For the last two weeks I've been trying to develop an operant learning paradigm for isolated leech nervous systems. To do these experiments I traveled to visit Bill Kristan's lab at UCSD. After he showed me how to dissect the animal, I went and did some pilot studies on where to stimulate the animals and how. The plan was to first get the animals to generate swimming or crawling behavior in response to stimulation of a nerve at ganglion 15, just as described in Kevin Briggman's Science paper. The initial problem was that the animals all swam spontaneously, as shown in this video:



This spontaneous swimming behavior makes it impossible to decide which activity was spontaneous and which was triggered by the stimulation. Moreover, it seemed that this spontaneous swimming was an indication that the preparations were very prone to respond with swimming to any kind of stimulation, anywhere. I think I have the problem of spontaneous swimming solved now by removing some of the connective tissue around the ganglia (it's actually a blood sinus called the 'stocking'). This should prevent the accumulation of serotonin in the blood sinus, which biases the system to swimming activity. I also had to move the stimulation from the published ganglion 15 down to ganglion 17 or even 18 in order to get any crawling at all (apparently some weird seasonal thing). Still, it doesn't seem I'm getting a 50-50 distribution of swimming vs. crawling, yet. I need to play around with the duration and intensity of the stimulation it seems. The last prep today almost exclusively crawled, sigh. Anyway, I seem to be making headway.

Progress is slow, though. The dissection takes about 3 hours, then the nervous system gets 1h of rest (aka lunch) and then the trying out, testing, recording and stimulating takes about another 3-4 hours, which makes it too long to get two decent preps into a single day. I need to somehow shave off a few hours from this schedule, I only have three weeks left.
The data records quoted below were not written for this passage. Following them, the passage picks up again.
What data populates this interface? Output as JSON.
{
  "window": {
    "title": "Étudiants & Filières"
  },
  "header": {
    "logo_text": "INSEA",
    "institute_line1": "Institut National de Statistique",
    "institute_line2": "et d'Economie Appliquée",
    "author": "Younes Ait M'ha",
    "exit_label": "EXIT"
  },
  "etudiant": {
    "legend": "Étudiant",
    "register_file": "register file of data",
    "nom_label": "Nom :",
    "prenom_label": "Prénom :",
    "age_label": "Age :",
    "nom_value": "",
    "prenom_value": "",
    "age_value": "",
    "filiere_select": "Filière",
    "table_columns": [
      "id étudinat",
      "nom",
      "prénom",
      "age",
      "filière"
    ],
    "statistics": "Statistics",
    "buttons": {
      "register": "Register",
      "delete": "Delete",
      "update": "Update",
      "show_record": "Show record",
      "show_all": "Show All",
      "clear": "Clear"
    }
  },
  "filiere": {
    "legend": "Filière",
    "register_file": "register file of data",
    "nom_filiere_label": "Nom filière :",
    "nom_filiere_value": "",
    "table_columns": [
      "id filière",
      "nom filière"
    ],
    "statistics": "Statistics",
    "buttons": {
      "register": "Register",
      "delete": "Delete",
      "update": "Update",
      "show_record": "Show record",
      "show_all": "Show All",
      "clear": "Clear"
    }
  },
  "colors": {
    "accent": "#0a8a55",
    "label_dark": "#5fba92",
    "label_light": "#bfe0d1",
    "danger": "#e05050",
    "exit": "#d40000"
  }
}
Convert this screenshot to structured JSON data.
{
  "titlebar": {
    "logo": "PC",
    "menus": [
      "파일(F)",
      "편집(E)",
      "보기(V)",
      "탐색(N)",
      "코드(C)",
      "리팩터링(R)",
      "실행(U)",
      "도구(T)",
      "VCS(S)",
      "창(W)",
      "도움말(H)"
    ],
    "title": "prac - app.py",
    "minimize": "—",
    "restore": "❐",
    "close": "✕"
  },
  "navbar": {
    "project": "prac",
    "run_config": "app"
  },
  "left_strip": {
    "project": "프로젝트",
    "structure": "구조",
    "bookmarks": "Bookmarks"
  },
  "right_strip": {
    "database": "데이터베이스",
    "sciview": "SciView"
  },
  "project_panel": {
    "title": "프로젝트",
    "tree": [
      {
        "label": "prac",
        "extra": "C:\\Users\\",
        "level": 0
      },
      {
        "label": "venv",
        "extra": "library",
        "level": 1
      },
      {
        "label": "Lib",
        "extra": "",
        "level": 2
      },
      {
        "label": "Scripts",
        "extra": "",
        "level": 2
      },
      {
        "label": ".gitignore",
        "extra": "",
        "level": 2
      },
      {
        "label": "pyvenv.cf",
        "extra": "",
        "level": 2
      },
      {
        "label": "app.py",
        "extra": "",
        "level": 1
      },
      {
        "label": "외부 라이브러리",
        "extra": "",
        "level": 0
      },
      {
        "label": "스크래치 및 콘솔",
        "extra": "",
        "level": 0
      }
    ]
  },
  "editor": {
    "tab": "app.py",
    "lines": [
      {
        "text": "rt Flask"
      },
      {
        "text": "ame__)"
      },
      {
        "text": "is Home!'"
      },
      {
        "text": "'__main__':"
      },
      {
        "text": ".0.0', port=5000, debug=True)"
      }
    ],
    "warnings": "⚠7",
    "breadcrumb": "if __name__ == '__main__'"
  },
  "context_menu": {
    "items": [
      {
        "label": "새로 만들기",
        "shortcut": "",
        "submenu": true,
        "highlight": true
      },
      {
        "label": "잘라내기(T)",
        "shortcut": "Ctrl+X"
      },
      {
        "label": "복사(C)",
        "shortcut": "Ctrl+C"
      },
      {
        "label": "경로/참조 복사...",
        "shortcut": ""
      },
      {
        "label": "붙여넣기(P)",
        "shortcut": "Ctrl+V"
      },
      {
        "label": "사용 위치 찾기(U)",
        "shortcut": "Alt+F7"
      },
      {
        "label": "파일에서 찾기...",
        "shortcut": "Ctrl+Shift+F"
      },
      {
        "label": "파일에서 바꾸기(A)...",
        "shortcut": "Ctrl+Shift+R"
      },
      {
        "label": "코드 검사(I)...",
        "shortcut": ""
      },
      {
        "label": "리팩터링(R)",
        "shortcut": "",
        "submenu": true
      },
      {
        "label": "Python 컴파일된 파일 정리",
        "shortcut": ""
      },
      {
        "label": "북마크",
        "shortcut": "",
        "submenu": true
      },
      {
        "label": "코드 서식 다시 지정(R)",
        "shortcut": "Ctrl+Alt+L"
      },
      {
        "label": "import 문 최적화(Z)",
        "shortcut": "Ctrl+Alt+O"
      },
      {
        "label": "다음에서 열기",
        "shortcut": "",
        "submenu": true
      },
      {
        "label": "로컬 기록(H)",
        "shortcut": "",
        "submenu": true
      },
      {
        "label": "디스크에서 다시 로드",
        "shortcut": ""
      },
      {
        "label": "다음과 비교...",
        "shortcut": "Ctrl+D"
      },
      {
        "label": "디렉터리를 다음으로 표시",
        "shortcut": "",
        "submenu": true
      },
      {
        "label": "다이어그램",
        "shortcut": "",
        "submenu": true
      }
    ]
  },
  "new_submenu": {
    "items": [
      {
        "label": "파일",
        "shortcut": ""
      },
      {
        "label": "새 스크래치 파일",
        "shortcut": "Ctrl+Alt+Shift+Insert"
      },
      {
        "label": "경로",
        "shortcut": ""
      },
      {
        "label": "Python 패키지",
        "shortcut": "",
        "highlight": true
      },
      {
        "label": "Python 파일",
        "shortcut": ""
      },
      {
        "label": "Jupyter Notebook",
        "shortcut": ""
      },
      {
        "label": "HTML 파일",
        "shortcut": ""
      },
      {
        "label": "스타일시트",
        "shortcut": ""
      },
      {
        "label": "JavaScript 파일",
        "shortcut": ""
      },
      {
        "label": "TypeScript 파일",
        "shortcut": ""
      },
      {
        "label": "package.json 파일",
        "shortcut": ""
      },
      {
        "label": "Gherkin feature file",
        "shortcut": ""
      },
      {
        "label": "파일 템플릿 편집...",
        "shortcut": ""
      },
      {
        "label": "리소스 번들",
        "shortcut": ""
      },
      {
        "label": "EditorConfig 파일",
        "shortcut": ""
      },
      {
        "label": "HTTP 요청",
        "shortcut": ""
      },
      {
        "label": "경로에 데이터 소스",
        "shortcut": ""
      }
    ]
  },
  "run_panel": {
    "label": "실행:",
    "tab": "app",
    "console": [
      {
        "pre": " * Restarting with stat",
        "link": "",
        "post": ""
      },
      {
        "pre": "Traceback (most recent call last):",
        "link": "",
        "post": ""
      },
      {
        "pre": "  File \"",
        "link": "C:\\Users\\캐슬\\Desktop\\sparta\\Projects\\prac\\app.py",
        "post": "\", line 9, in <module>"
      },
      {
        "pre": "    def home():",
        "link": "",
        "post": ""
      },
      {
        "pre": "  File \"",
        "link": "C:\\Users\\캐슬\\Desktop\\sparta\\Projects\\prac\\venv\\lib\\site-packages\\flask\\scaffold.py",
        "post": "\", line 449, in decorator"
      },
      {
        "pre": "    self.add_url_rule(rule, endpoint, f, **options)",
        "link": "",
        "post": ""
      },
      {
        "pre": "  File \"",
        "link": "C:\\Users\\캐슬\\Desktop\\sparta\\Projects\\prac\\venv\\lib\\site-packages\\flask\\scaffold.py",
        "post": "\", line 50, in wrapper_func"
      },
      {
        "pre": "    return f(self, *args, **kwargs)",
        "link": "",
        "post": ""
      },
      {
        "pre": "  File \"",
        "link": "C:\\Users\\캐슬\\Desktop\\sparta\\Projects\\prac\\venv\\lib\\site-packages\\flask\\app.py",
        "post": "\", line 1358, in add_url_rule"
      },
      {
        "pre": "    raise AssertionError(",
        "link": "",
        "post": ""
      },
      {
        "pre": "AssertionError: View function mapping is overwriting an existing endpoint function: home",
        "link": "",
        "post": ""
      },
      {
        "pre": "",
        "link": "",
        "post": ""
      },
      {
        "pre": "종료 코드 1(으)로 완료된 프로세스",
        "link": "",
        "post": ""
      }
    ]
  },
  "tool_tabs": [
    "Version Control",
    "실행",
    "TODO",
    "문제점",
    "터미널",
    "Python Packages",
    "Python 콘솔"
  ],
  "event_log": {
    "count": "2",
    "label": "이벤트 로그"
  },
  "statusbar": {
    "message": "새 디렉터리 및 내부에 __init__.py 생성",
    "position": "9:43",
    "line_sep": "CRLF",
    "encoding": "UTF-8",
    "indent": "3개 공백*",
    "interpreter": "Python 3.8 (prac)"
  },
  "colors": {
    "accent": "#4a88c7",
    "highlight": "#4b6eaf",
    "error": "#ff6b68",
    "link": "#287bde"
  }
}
Why am I doing all this, you ask? Well, if the nervous system is making a decision upon each stimulation whether it should generate crawling or swimming activity, maybe I can find a nerve to stimulate which would bias this decision one way or another. So I've started to stimulate a nerve in the very front of the nervous system, ganglion 2 or 3. When I do that during a swim I can usually switch it off. If I do so during a crawl, they usually stop crawling, too. However, the method is not as reliable as I would want it, yet. The idea behind this is that eventually I should be able to get preps where in a pre-test phase they exhibit (ideally) a 50-50 ratio between swimming and crawling in response to the stimulation at ganglion 17/18, Then, during training, I choose one of the patterns and shut them off with the ganglion 2/3 stimulation. After training, I hope to see a shift in the ratio, away from the initial one, becasue the nervous system has learned that the pattern in question is always followed by some unpleasant stimulation.

I've done similar operant conditioning experiments in the marine snail Aplysia, so these kinds of things can work in principle. But which nerve to use and which stimulation parameters is always tricky. It may well be that I can't get the nerve chords to modulate their decision-making.